Department of Global Health, School of Public Health, Boston University, Boston, MA, USA.
Health Economics and Epidemiology Research Office, Department of Internal Medicine, School of Clinical Medicine, Faculty of Health Sciences, University of the Witwatersrand, Johannesburg, South Africa.
J Int AIDS Soc. 2021 Apr;24(4):e25692. doi: 10.1002/jia2.25692.
Lesotho, the country with the second-highest HIV/AIDS prevalence (23.6%) in the world, has made considerable progress towards achieving the "95-95-95" UNAIDS targets, but recent success in improving treatment access to all known HIV positive individuals has severely strained existing healthcare infrastructure, financial and human resources. Lesotho also faces the challenge of a largely rural population who incur a significant time and financial burden to visit healthcare facilities. Using data from a cluster-randomized non-inferiority trial conducted between August 2017 and July 2019, we evaluated costs to providers and costs to patients of community-based differentiated models of multi-month delivery of antiretroviral therapy (ART) in Lesotho.
The trial of multi-month dispensing compared 12-month retention in care among three arms: conventional care, which required quarterly facility visits and ART dispensation (3MF); three-month community adherence groups (CAGs) (3MC) and six-month community ART distribution (6MCD). We first estimated the average total annual cost of providing HIV care and treatment followed by the total cost per patient retained 12 months after entry for each arm, using resource utilization data from the trial and local unit costs. We then estimated the average annual cost to patients in each arm with self-reported questionnaire data.
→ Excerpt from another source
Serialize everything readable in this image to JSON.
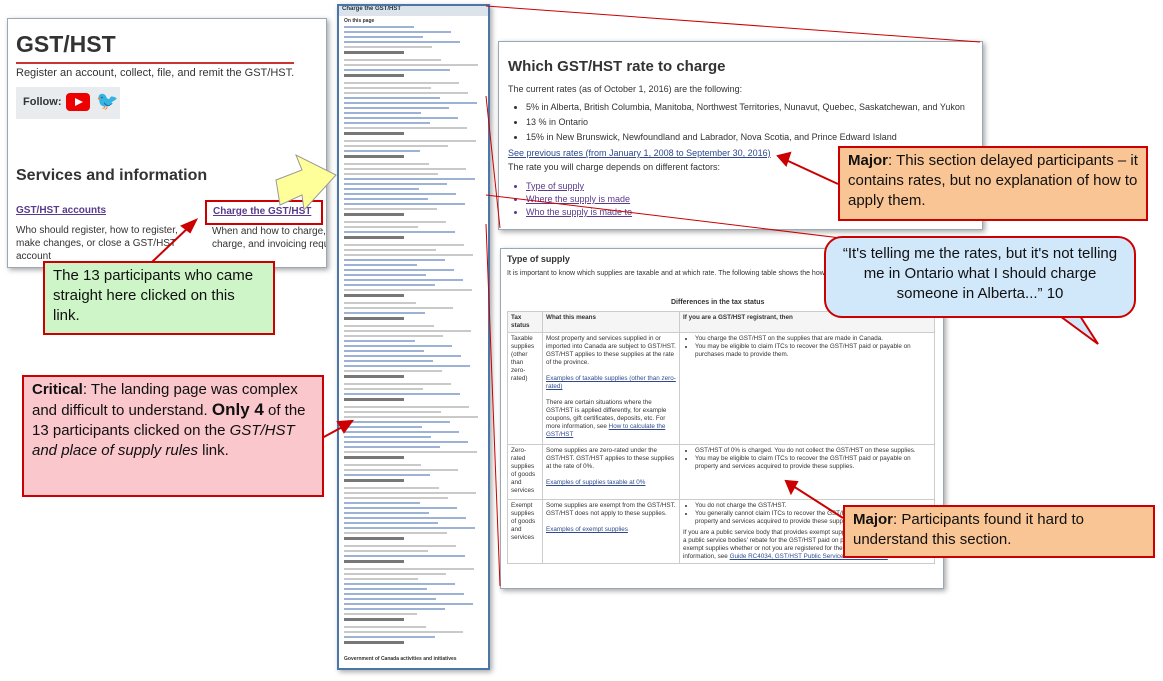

The average total annual cost of providing HIV care and treatment per patient was the highest in the 3MF arm ($122.28, standard deviation [SD] $23.91), followed by 3MC ($114.20, SD $23.03) and the 6MCD arm ($112.58, SD $21.44). Per patient retained in care, the average provider cost was $125.99 (SD $24.64) in the 3MF arm and 6% to 8% less for the other two arms ($118.38, SD $23.87 and $118.83, SD $22.63 for the 3MC and 6MCD respectively). There was a large reduction in patient costs for both differentiated service delivery arms: from $44.42 (SD $12.06) annually in the 3MF arm to $16.34 (SD $5.11) annually in the 3MC (63% reduction) and $18.77 (SD $8.31) annually in 6MCD arm (58% reduction).
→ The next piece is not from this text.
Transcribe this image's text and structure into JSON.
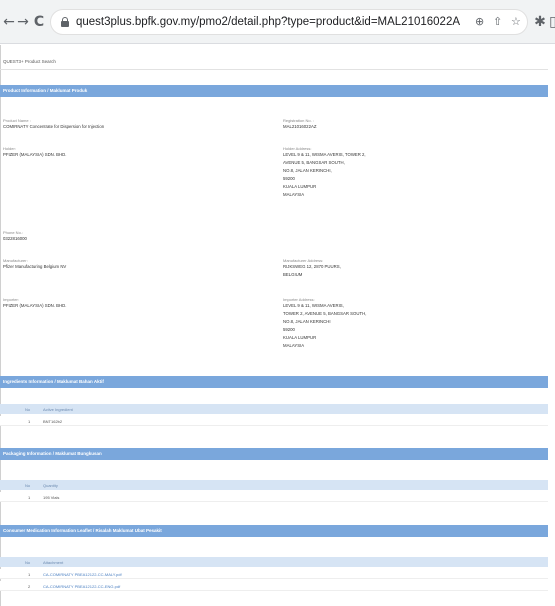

Community-based, multi-month models of ART in Lesotho are likely to produce small cost savings to treatment providers and large savings to patients in Lesotho. Patient cost savings may support long-term adherence and retention in care.
莱索托是世界上艾滋病毒/艾滋病感染率第二高(23.6%)的国家,在实现联合国艾滋病规划署的“95-95-95”目标方面取得了相当大的进展,但最近在为所有已知艾滋病毒阳性者改善治疗获取方面取得的成功,严重影响了现有的医疗保健基础设施、财政和人力资源。莱索托还面临着一个主要是农村人口的挑战,他们在前往医疗设施方面会产生相当大的时间和经济负担。本研究利用 2017 年 8 月至 2019 年 7 月期间进行的一项非劣效性集群随机试验的数据,评估了莱索托基于社区的、多模式提供抗逆转录病毒疗法(ART)对提供者和患者的成本。
多模式配送试验比较了三个方案 12 个月的护理保留率:常规护理,每季度需要到医疗机构就诊并领取 ART(3MF);三个月社区依从性小组(3MC)和六个月社区 ART 发放(6MCD)。我们首先使用试验中的资源利用数据和当地单位成本,估计每个方案中提供 HIV 护理和治疗的平均年度总成本,然后再估计每个方案中每个接受治疗 12 个月的患者的总成本。我们随后使用自我报告问卷数据估计每个方案中患者的平均年度成本。
提供 HIV 护理和治疗的患者平均年度总成本最高的是 3MF 方案($122.28,标准差[SD] $23.91),其次是 3MC 方案($114.20,SD $23.03)和 6MCD 方案($112.58,SD $21.44)。在保留护理的患者中,3MF 方案的平均提供者成本为$125.99(SD $24.64),而其他两个方案的成本要低 6%至 8%($118.38,SD $23.87 和$118.83,SD $22.63 分别为 3MC 和 6MCD 方案)。对于两种差异化服务提供方案,患者的成本都有大幅降低:从 3MF 方案的$44.42(SD $12.06)/年降低到 3MC 方案的$16.34(SD $5.11)/年(降低 63%)和 6MCD 方案的$18.77(SD $8.31)/年(降低 58%)。
莱索托基于社区的、多模式的 ART 模式可能会为治疗提供者带来少量的成本节约,同时为莱索托的患者带来较大的成本节约。患者成本节约可能会支持长期的依从性和护理保留。